My second reaction – which followed the first by only a nanosecond – was more visceral. How dare he disrespect me? I was a nursing mother of a newborn baby girl. His comment was sexual harassment. It demeaned me as a woman. It was lewd, and crude, and could even be seen by some as an act of verbal violence.

With a sense of outrage, I pulled the cover down over the pram and we kept briskly on our way.

One of my friends once said to me, “Having kids is like a drug. They heighten your experience of living, but destroy you in the process.” I laughed at the time. I just assumed she was joking. But now, of course, I could see that she was not.

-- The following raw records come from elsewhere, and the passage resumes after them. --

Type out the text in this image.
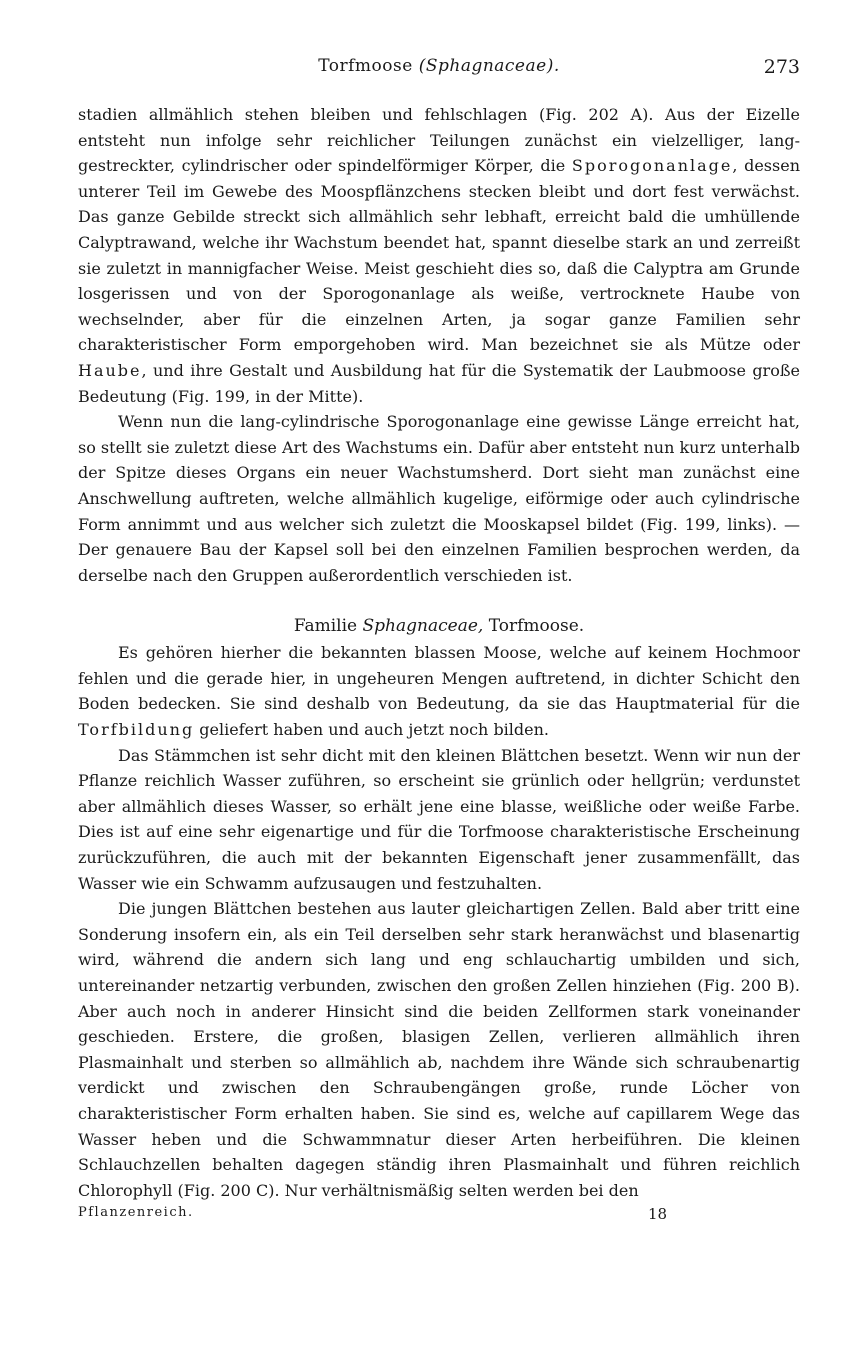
Torfmoose (Sphagnaceae).	273

stadien allmählich stehen bleiben und fehlschlagen (Fig. 202 A). Aus der Eizelle entsteht nun infolge sehr reichlicher Teilungen zunächst ein vielzelliger, langgestreckter, cylindrischer oder spindelförmiger Körper, die Sporogonanlage, dessen unterer Teil im Gewebe des Moospflänzchens stecken bleibt und dort fest verwächst. Das ganze Gebilde streckt sich allmählich sehr lebhaft, erreicht bald die umhüllende Calyptrawand, welche ihr Wachstum beendet hat, spannt dieselbe stark an und zerreißt sie zuletzt in mannigfacher Weise. Meist geschieht dies so, daß die Calyptra am Grunde losgerissen und von der Sporogonanlage als weiße, vertrocknete Haube von wechselnder, aber für die einzelnen Arten, ja sogar ganze Familien sehr charakteristischer Form emporgehoben wird. Man bezeichnet sie als Mütze oder Haube, und ihre Gestalt und Ausbildung hat für die Systematik der Laubmoose große Bedeutung (Fig. 199, in der Mitte).

Wenn nun die lang-cylindrische Sporogonanlage eine gewisse Länge erreicht hat, so stellt sie zuletzt diese Art des Wachstums ein. Dafür aber entsteht nun kurz unterhalb der Spitze dieses Organs ein neuer Wachstumsherd. Dort sieht man zunächst eine Anschwellung auftreten, welche allmählich kugelige, eiförmige oder auch cylindrische Form annimmt und aus welcher sich zuletzt die Mooskapsel bildet (Fig. 199, links). — Der genauere Bau der Kapsel soll bei den einzelnen Familien besprochen werden, da derselbe nach den Gruppen außerordentlich verschieden ist.

Familie Sphagnaceae, Torfmoose.

Es gehören hierher die bekannten blassen Moose, welche auf keinem Hochmoor fehlen und die gerade hier, in ungeheuren Mengen auftretend, in dichter Schicht den Boden bedecken. Sie sind deshalb von Bedeutung, da sie das Hauptmaterial für die Torfbildung geliefert haben und auch jetzt noch bilden.

Das Stämmchen ist sehr dicht mit den kleinen Blättchen besetzt. Wenn wir nun der Pflanze reichlich Wasser zuführen, so erscheint sie grünlich oder hellgrün; verdunstet aber allmählich dieses Wasser, so erhält jene eine blasse, weißliche oder weiße Farbe. Dies ist auf eine sehr eigenartige und für die Torfmoose charakteristische Erscheinung zurückzuführen, die auch mit der bekannten Eigenschaft jener zusammenfällt, das Wasser wie ein Schwamm aufzusaugen und festzuhalten.

Die jungen Blättchen bestehen aus lauter gleichartigen Zellen. Bald aber tritt eine Sonderung insofern ein, als ein Teil derselben sehr stark heranwächst und blasenartig wird, während die andern sich lang und eng schlauchartig umbilden und sich, untereinander netzartig verbunden, zwischen den großen Zellen hinziehen (Fig. 200 B). Aber auch noch in anderer Hinsicht sind die beiden Zellformen stark voneinander geschieden. Erstere, die großen, blasigen Zellen, verlieren allmählich ihren Plasmainhalt und sterben so allmählich ab, nachdem ihre Wände sich schraubenartig verdickt und zwischen den Schraubengängen große, runde Löcher von charakteristischer Form erhalten haben. Sie sind es, welche auf capillarem Wege das Wasser heben und die Schwammnatur dieser Arten herbeiführen. Die kleinen Schlauchzellen behalten dagegen ständig ihren Plasmainhalt und führen reichlich Chlorophyll (Fig. 200 C). Nur verhältnismäßig selten werden bei den

Pflanzenreich.	18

I had no idea, when I was trying to get pregnant, that becoming a mother was one of the hardest things I would ever do. I couldn’t comprehend how my life would become consumed with rushing from one task to the next.

And that afternoon was no exception. The second we were in the door, everything was urgent. I was busting. My daughter needed changing. Not just changing, but bathing in the sink as well, since runny poo had squelched up over her nappy and trickled down her legs. She was hungry and wailing, which meant my breasts had done their let down. Milk squirted from my nipples and soaked through my dress. I was hungry and thirsty. And the washing machine was beeping because halfway through its cycle the clothes had become unbalanced and it couldn’t complete its spin.

And when I’d finally done it all, I wanted to collapse into a coma. But I didn’t have time for such luxuries as comas. I still needed to hang out the laundry, empty the nappy bin and mop the milk spots off the floor. So I headed to the fridge for the next best thing: a hit of sugar. In particular, a bar of Toblerone I’d hidden from my husband under the bag of lettuce.

My hand was on the fridge door when I caught my distorted miniature reflection on the temperature display panel. My pudgy, pasty face which still hadn’t lost its pregnancy weight. Lanky hair, long and loose because I’d had no time to style it. And my wrinkled, blue-striped cotton dress, bulging from my milk-engorged breasts.